The situation is made a little more acute because Mozilla has said very little about whether there will be an ESR 24 after ESR 17. Ars Technica's latest browser survey shows that ESR 10 has not been as widely embraced as the howling over version numbers would suggest; it represents just 0.47% of all web users, and that undoubtedly includes our stable branch users. Mozilla committed to ESR 17 originally and they are obviously keeping their promise, but they have said nothing about ESR 24, and numbers like these will undoubtedly be weapons within Mountain View for the ESR's opponents to kill it off after the promised support period for 17 expires. If that turns out to be the case, there may be no stable branch for us to upgrade to, if we live that long.

So, with that cheery thought, Chris found an explanation for the minority of users who complained they could not download .pdfs or certain other files they had formerly viewed with plugins; it looks like our code to disable them is incomplete, and there is already a fix in issue 188. This changes some internal semantics, so I will not implement it in 10.x. I also took the liberty of tweaking our internal locale a bit for the QTE, and implemented bug 752376 for a little more snappy in the tab bar. Mozilla right now is trying to determine what they will do with Click-to-play (for plugins) in Firefox 17, which right now is buggy on certain sites, but this is irrelevant to us since we don't ship with plugins enabled anyway.
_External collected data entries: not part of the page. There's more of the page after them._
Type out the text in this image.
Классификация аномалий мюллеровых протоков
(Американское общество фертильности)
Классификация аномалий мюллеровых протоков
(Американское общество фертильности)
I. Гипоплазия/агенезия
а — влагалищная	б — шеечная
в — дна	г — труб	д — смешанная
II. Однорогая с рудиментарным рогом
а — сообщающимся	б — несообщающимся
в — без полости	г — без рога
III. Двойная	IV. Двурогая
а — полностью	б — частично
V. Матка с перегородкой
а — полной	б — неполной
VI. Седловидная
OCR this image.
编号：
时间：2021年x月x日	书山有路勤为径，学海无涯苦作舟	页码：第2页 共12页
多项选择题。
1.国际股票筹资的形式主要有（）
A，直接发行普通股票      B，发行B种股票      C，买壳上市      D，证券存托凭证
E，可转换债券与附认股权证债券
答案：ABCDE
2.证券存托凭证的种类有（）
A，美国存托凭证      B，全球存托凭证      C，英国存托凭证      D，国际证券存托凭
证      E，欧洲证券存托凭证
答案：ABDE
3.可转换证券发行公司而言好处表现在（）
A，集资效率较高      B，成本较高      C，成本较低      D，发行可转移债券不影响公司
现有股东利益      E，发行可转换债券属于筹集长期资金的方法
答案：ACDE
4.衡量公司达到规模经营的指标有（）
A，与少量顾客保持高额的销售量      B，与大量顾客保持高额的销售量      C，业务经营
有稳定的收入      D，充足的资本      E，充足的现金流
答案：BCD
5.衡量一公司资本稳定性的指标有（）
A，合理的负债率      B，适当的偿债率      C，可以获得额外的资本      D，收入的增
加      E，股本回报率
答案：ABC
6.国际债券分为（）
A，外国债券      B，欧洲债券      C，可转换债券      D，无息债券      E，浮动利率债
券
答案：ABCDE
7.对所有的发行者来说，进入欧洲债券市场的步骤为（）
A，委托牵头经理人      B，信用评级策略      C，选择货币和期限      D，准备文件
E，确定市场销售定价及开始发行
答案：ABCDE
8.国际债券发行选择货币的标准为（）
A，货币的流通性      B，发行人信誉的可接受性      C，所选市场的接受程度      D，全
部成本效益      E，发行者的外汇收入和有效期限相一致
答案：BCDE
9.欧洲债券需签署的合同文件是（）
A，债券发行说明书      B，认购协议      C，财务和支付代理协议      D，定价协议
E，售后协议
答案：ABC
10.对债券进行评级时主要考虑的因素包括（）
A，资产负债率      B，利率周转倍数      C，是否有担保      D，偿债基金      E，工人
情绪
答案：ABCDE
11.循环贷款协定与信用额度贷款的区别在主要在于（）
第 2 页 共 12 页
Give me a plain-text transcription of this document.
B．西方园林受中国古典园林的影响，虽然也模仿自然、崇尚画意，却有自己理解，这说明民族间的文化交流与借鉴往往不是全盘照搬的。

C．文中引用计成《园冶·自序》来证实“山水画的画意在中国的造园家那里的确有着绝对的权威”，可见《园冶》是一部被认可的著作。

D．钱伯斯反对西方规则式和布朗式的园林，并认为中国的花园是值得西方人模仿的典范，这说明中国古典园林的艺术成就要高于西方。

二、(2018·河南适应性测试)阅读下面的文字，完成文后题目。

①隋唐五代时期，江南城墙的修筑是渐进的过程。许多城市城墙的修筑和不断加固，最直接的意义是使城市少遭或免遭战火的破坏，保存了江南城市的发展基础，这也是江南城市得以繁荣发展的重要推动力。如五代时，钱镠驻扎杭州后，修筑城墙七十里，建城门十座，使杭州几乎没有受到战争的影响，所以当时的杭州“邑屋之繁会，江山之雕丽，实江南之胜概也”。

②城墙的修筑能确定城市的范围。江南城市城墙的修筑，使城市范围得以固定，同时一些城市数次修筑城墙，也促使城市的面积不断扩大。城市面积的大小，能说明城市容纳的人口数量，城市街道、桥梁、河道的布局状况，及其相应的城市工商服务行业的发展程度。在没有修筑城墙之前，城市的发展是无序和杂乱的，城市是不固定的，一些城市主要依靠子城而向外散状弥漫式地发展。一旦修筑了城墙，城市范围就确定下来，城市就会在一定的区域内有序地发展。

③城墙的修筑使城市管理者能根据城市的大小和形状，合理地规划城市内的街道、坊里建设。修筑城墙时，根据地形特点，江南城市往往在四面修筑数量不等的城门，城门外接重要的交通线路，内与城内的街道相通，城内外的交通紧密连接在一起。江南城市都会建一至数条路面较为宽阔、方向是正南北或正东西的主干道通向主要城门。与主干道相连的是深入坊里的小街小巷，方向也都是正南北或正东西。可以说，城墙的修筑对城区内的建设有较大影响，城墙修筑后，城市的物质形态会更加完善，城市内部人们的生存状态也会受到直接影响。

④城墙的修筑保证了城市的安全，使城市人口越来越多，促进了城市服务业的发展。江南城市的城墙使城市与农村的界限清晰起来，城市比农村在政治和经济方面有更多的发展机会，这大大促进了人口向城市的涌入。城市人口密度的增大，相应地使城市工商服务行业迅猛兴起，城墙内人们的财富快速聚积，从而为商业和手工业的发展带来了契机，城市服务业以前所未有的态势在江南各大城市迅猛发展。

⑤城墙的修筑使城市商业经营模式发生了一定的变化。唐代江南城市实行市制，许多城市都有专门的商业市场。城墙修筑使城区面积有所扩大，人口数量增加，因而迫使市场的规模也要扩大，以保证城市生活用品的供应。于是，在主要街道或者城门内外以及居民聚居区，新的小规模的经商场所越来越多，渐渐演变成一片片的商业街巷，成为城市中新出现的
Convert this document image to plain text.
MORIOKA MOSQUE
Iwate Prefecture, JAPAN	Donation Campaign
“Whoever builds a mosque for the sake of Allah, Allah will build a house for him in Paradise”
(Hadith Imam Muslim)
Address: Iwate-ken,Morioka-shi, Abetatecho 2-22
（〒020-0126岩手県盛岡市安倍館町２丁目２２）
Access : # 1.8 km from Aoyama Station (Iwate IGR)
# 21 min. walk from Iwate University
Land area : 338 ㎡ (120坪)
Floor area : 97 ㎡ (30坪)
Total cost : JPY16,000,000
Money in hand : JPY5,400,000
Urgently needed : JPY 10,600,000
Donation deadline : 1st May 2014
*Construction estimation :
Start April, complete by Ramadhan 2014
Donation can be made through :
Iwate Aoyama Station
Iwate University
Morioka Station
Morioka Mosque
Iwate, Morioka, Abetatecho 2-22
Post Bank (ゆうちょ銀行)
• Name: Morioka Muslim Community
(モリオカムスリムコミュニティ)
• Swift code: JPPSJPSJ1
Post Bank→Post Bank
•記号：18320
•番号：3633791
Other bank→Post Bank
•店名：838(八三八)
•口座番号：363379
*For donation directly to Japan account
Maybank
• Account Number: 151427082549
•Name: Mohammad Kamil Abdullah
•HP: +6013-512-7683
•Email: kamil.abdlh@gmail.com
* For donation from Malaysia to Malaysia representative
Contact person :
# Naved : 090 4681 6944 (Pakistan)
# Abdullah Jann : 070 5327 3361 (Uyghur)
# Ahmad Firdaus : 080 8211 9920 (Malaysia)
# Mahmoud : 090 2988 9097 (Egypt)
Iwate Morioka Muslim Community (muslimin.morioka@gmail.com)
Their plan is to have a release candidate ready somewhere around the 14th, and so will we; I will also build our last 10.x version around the same time, which will have a fix for issue 130, and finally terminate our support for ESR 10. I see our anonymous Tenfourbird builder(s) in the land of the Rising Sun are now issuing 17 betas themselves, so it looks like they will make the jump with us. It will be interesting to see what happens to Thunderbird now that Mozilla has said its development will be coming to a close with this release. Perhaps it's time for a TenFourMonkey after all.